E & E News | Politico

Farmers Challenge ‘Swampbuster’ Law for Locking up Their Land

April 17, 2024

(E & E News | Politico)—Conservative lawyers are asking a federal court to strike down a wetlands conservation law that they say unconstitutionally blocks farmers from using their property without compensating them for their loss.

In a lawsuit filed Tuesday in the U.S. District Court for the Northern District of Iowa, CTM Holdings, a company that manages more than 1,000 acres of Hawkeye State farmland, contends that the federal government has illegally designated a portion of its property as wetlands and excluded it from development—even though the land is dry.

“While well-intentioned, this conservation scheme is unconstitutional,” said Loren Seehase, senior counsel at the Liberty Justice Center, which is representing CTM Holdings in the litigation. “The government cannot condition benefits on the waiver of a constitutional right— n this case, the Fifth Amendment right to be compensated when the government takes some or all of your land.”

Under the “Swampbuster” program—a provision of the 1985 farm bill—the Department of Agriculture withholds benefits from farmers who clear, drain or otherwise convert wetlands.

CTM Holdings, which rents land to Iowa farmers, says that because of the Swampbuster program, the company and its tenants have been barred from farming 9 acres of a 71-acre parcel in a northeastern Iowa county.

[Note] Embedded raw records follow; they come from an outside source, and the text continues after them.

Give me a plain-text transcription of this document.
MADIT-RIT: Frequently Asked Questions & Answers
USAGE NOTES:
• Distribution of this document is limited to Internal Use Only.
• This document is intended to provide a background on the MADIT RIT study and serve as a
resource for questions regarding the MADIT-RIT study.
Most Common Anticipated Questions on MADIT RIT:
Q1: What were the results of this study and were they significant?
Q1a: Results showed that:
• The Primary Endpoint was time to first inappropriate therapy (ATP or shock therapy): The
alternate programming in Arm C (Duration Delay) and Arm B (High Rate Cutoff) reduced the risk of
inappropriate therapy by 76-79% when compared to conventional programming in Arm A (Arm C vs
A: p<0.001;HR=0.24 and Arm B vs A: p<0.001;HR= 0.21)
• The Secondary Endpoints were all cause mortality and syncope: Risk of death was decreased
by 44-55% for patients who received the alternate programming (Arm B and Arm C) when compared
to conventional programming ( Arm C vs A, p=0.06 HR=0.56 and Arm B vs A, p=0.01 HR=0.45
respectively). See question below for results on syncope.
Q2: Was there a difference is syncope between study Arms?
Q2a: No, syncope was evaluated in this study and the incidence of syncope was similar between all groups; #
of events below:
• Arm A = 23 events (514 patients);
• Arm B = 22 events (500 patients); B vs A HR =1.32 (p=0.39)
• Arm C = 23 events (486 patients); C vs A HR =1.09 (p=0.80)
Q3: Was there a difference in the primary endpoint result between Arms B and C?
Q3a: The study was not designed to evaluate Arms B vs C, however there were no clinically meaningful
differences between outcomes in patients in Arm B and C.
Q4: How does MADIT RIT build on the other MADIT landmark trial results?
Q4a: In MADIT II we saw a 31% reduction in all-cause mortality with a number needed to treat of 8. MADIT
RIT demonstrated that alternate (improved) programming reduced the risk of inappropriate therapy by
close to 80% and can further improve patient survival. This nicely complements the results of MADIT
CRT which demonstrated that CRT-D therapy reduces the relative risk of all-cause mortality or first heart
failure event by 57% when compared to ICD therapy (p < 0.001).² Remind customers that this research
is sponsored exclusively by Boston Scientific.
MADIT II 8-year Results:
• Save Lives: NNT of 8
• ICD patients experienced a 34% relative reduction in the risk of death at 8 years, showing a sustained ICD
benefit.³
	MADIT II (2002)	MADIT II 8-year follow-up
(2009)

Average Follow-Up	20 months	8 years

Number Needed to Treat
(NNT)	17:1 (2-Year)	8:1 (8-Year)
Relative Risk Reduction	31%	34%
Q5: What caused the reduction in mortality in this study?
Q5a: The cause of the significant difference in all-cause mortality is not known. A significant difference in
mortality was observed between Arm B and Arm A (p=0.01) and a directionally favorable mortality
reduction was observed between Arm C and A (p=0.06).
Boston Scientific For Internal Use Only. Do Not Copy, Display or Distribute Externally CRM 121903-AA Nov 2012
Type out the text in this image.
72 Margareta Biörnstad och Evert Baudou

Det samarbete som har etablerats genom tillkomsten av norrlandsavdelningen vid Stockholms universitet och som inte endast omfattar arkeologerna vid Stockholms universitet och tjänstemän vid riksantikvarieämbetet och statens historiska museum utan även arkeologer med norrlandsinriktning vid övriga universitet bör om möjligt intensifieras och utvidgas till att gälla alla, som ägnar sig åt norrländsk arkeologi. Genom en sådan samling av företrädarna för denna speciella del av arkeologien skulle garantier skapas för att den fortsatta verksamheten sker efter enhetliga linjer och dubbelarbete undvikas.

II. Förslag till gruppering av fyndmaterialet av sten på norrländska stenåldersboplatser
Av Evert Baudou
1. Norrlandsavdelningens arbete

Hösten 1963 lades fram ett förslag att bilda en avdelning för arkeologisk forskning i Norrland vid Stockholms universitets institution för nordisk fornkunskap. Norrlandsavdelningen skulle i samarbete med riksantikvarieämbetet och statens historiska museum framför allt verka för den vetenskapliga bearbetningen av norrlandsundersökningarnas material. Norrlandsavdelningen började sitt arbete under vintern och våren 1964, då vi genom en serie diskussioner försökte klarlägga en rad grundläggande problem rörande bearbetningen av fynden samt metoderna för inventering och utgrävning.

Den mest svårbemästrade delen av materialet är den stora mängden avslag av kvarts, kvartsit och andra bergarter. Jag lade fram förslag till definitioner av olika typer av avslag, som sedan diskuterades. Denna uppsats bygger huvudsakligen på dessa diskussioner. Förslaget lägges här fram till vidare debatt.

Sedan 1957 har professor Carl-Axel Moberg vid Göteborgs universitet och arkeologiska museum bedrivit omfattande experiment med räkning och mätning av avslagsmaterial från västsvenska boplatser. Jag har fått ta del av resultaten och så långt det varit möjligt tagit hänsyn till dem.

If they do develop that land, the Liberty Justice Center said in a press release accompanying the lawsuit, CTM Holdings and all its other tenants across the state could risk losing their USDA benefits.

The Liberty Justice Center—which is involved in another high-profile environmental lawsuit against the Biden administration’s corporate climate disclosure rule—is joined in the Swampbuster case by the property rights-focused Pacific Legal Foundation.

Pacific Legal Foundation attorneys have backed major landowner challenges at the Supreme Court, including Sackett v. EPA, a case that last year eliminated protections for the majority of the nation’s wetlands.

“The Constitution does not grant the federal government the power to regulate any piece of land in the country it wishes,” said Paige Gilliard, an attorney at the Pacific Legal Foundation, of the Swampbuster lawsuit. “Nor may government force people to give up their rights in exchange for a government benefit.”

USDA did not immediately respond to a request for comment on the lawsuit.

The Izaak Walton League, a conservation organization that has called for more consistent enforcement of the Swampbuster program, estimates that the law has protected about 78 million acres of U.S. wetlands.